L’operazione-evento Arte Povera 2011, che doveva costituire un importante momento di documentazione e storicizzazione di un movimento che giustamente è considerato – con il Futurismo – di fondamentale importanza nell’avventura delle arti visive del secolo passato, rischia di ottenere effetti opposti.
E non solo a causa di due errori (o falsi) storico-critici: l’estensione forzata e forzosa fino ai nostri giorni di un movimento conclusosi all’inizio degli Anni Settanta e la sua limitazione a soli ed esclusivi tredici protagonisti. Errori (o falsi) tanto evidenti da destare stupore – a chi non sia addentro all’odierno sistema dell’arte in Italia – che il fior fiore dei direttori di musei e istituzioni di arte contemporanea coinvolti nell’operazione e il fior fiore dei critici raccolti nell’enorme catalogo che accompagna la mostra non se ne siano minimamente accorti.
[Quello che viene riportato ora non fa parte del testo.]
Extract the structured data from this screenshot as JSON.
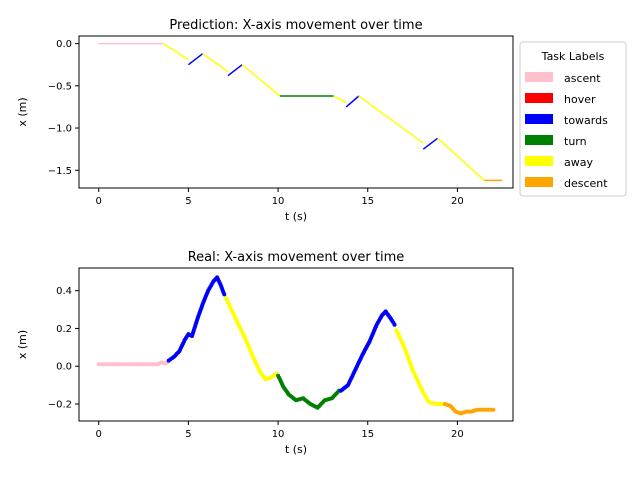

Ma tant’è.
Se si esaminano le mostre in corso e si leggono i contributi critici del catalogo, appare evidente che vi sia un tentativo diffuso di far passare come elemento fondante, quando non esclusivo, dell’Arte Povera quello dell’uso di materiali poveri (visti e declinati in tutte le loro funzioni poetiche, estetiche, concettuali, oniriche ecc.).

Ora, se è innegabile che l’uso di materiali poveri (considerati soprattutto, molto concretamente, come portatori di una visione poveristica anticonsumistica) fosse una delle caratteristiche di questo movimento, è altrettanto innegabile che accanto a questa ve ne erano altre della stessa importanza e fondanti: la critica al ruolo e alla funzione della figura dell’artista quale “giullare” del sistema dell’arte basato sul mercato e la critica al sistema di produzione e diffusione dell’arte (allora e tuttora) vigente attraverso gallerie e musei, con la conseguente ricerca di nuovi e “altri” circuiti di comunicazione e di nuovi e altri utenti individuati in primo luogo nelle classi e categorie sociali protagoniste del grande cambiamento in atto in quegli anni.
Da quest’insieme di caratteri deriva la forte spinta anti-istituzionale di una forma artistica che non a caso veniva apertamente definita, nel primo e più significativo manifesto, come “arte di guerriglia”. Tutte caratteristiche che, oltre ad essere, come visto, ben presenti nei testi critici, erano soprattutto presenti nelle opere e nell’operare anche dei nostri, o meglio celantiani, “magnifici tredici”.

Il tentativo di mistificare e svuotare l’Arte Povera dei suoi significati primari, riducendola da complessa arte di guerriglia a innocua merce da aste, è pienamente confermato poi nelle scelte espositive con cui, almeno nelle principali mostre di Milano, Bologna e Torino, rispetto a una possibile ipotesi di museizzazione, si è scelto la via della museificazione. Vale a dire, la acritica e meccanica trasposizione in spazi rigidi di opere spesso nate per vivere ed essere fruite fuori da gallerie e musei. Opere spesso nate per essere interattive e coinvolgenti, per essere strumento performativo, per essere toccate, usate, a volte anche distrutte, costrette in rigidi spazi museali dove, per ragioni di principio o di sicurezza, non possono essere pienamente fruite e utilizzate, ma nemmeno toccate, subendo una straniante decontestualizzazione ambientale e storica con un’operazione di re-auratizzazione che contravviene in pieno al loro spirito iniziale.

Certamente il problema della museizzazione, e in generale della esposizione delle opere storiche dell’Arte Povera è complesso e di difficile soluzione. Ma il negarlo, il non prenderlo minimamente in considerazione, il non affrontarlo con corrette scelte filologico-espositive nell’allestimento della maggioranza delle mostre di Arte Povera 2011, il far languire in spazi e situazioni inadatte opere nate per interagire e vivere assieme al fruitore è, a mio avviso, un ulteriore errore imperdonabile che va a completare un’operazione tesa al progressivo svuotamento dell’Arte Povera a favore di una sua re-auratizzazione che risulta funzionale non tanto alla ricerca e alla sistematizzazione storica e critica, quanto a una banale reificazione.
Il re (o il critico o i critici-demiurghi) è nudo. Possibile che nessuno (o solo qualcuno) se ne accorga?